Laboratory of Translational Immunology, University Medical Center Utrecht, Utrecht University, Utrecht, The Netherlands.
Department of Rheumatology & Clinical Immunology, University Medical Center Utrecht, Utrecht University, Utrecht, The Netherlands.
Rheumatology (Oxford). 2019 Dec 1;58(12):2305-2314. doi: 10.1093/rheumatology/kez195.
A considerable body of evidence supports a role for type-I IFN in the pathogenesis of primary SS (pSS). As plasmacytoid dendritic cells (pDCs) are a major source of type-I IFN, we investigated their molecular regulation by measuring expression of a large set of miRNAs.
pDCs were isolated from peripheral blood of pSS patients (n = 30) and healthy controls (n = 16) divided into two independent cohorts (discovery and replication). Screening of 758 miRNAs was assessed by an OpenArray quantitative PCR-based technique; replication of a set of identified miRNAs was performed by custom array. Functional annotation of miRNA targets was performed using pathway enrichment. Novel targets of miR-29a and miR-29c were identified using a proteomic approach (stable isotope labelling with amino acids in cell culture).

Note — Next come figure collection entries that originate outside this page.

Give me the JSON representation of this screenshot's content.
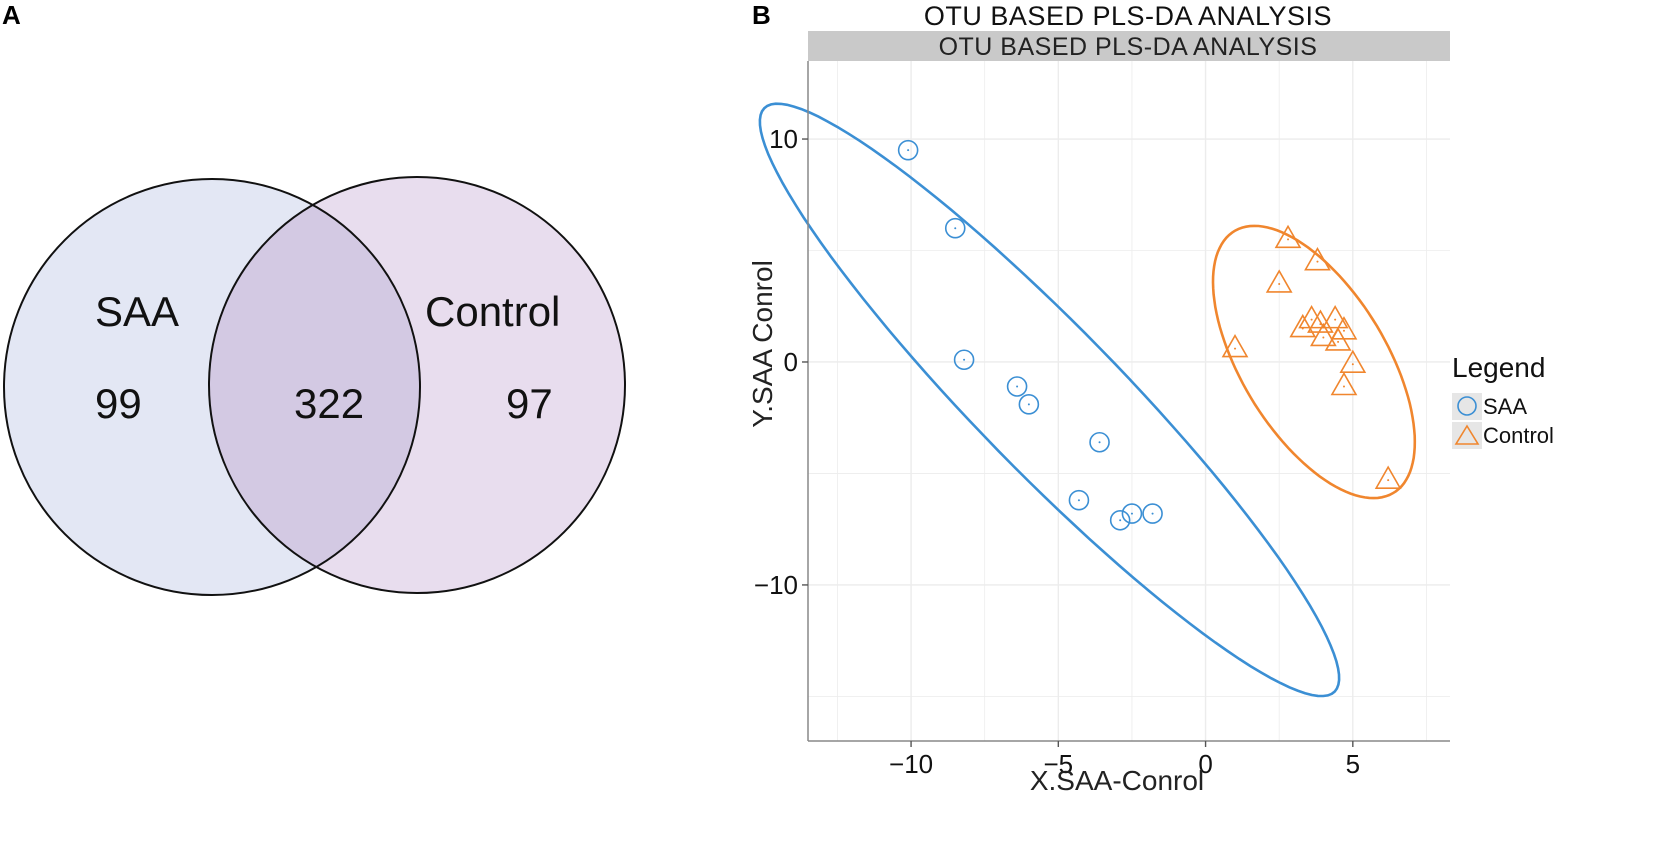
{
  "panels": {
    "a_label": "A",
    "b_label": "B"
  },
  "venn": {
    "left_set": "SAA",
    "right_set": "Control",
    "left_only": "99",
    "intersection": "322",
    "right_only": "97",
    "colors": {
      "left_fill": "#e3e7f4",
      "right_fill": "#e8ddee",
      "overlap_fill": "#d3c9e3",
      "stroke": "#111111"
    }
  },
  "chart_data": {
    "type": "scatter",
    "title": "OTU BASED PLS-DA ANALYSIS",
    "strip_title": "OTU BASED PLS-DA ANALYSIS",
    "xlabel": "X.SAA-Conrol",
    "ylabel": "Y.SAA  Conrol",
    "xlim": [
      -13.5,
      8.3
    ],
    "ylim": [
      -17,
      13.5
    ],
    "xticks": [
      -10,
      -5,
      0,
      5
    ],
    "xtick_labels": [
      "−10",
      "−5",
      "0",
      "5"
    ],
    "yticks": [
      10,
      0,
      -10
    ],
    "ytick_labels": [
      "10",
      "0",
      "−10"
    ],
    "grid": true,
    "legend": {
      "title": "Legend",
      "position": "right"
    },
    "series": [
      {
        "name": "SAA",
        "marker": "circle",
        "color": "#3b8fd4",
        "points": [
          [
            -10.1,
            9.5
          ],
          [
            -8.5,
            6.0
          ],
          [
            -8.2,
            0.1
          ],
          [
            -6.4,
            -1.1
          ],
          [
            -6.0,
            -1.9
          ],
          [
            -3.6,
            -3.6
          ],
          [
            -4.3,
            -6.2
          ],
          [
            -2.9,
            -7.1
          ],
          [
            -2.5,
            -6.8
          ],
          [
            -1.8,
            -6.8
          ]
        ],
        "ellipse": {
          "cx": -5.3,
          "cy": -1.7,
          "rx": 16.3,
          "ry": 2.75,
          "angle_deg": -54
        }
      },
      {
        "name": "Control",
        "marker": "triangle",
        "color": "#f0862e",
        "points": [
          [
            2.8,
            5.5
          ],
          [
            3.8,
            4.5
          ],
          [
            2.5,
            3.5
          ],
          [
            1.0,
            0.6
          ],
          [
            3.3,
            1.5
          ],
          [
            3.6,
            1.9
          ],
          [
            3.9,
            1.7
          ],
          [
            4.4,
            1.9
          ],
          [
            4.7,
            1.4
          ],
          [
            4.0,
            1.1
          ],
          [
            4.5,
            0.9
          ],
          [
            5.0,
            -0.1
          ],
          [
            4.7,
            -1.1
          ],
          [
            6.2,
            -5.3
          ]
        ],
        "ellipse": {
          "cx": 3.68,
          "cy": 0.0,
          "rx": 6.5,
          "ry": 2.6,
          "angle_deg": -68
        }
      }
    ],
    "colors": {
      "strip_bg": "#c9c9c9",
      "grid": "#ececec",
      "frame": "#888888",
      "legend_key_bg": "#e6e6e6"
    }
  }
}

In the discovery cohort, 20 miRNAs were differentially expressed in pSS pDCs compared with healthy control pDCs. Of these, differential expression of 10 miRNAs was confirmed in the replication cohort. The dysregulated miRNAs were involved in phosphoinositide 3-kinase-Ak strain transforming and mammalian target of rapamycin signalling, as well as regulation of cell death. In addition, a set of novel protein targets of miR-29a and miR-29c were identified, including five targets that were regulated by both miRs.
The dysregulated miRNome in pDCs of patients with pSS is associated with aberrant regulation of processes at the centre of pDC function, including type-I IFN production and cell death. As miR-29a and miR-29c are pro-apoptotic factors and several of the novel targets identified here are regulators of apoptosis, their downregulation in patients with pSS is associated with enhanced pDC survival.
大量证据表明,I 型干扰素(IFN)在原发性干燥综合征(pSS)的发病机制中起作用。由于浆细胞样树突状细胞(pDC)是 I 型 IFN 的主要来源,我们通过测量一大组 microRNA 的表达来研究它们的分子调节。
从 pSS 患者(n=30)和健康对照者(n=16)的外周血中分离 pDC,分为两个独立的队列(发现和复制)。通过 OpenArray 定量 PCR 技术评估 758 个 microRNA 的筛选;通过定制阵列复制一组鉴定的 microRNA。使用途径富集对 microRNA 靶标的功能注释。使用稳定同位素标记与细胞培养中的氨基酸的蛋白质组学方法鉴定 miR-29a 和 miR-29c 的新靶标。
在发现队列中,与健康对照者的 pDC 相比,pSS pDC 中 20 个 microRNA 的表达存在差异。其中,10 个 microRNA 的差异表达在复制队列中得到证实。失调的 microRNA 参与了磷酸肌醇 3-激酶-Ak 株转化和哺乳动物雷帕霉素靶蛋白信号转导,以及细胞死亡的调节。此外,鉴定了一组 miR-29a 和 miR-29c 的新蛋白靶标,其中包括 5 个受这两种 miR 调节的靶标。
pSS 患者 pDC 中失调的 microRNA 组与 pDC 功能中心的异常调节过程相关,包括 I 型 IFN 的产生和细胞死亡。由于 miR-29a 和 miR-29c 是促凋亡因子,并且这里鉴定的几个新靶标是凋亡的调节剂,它们在 pSS 患者中的下调与增强的 pDC 存活有关。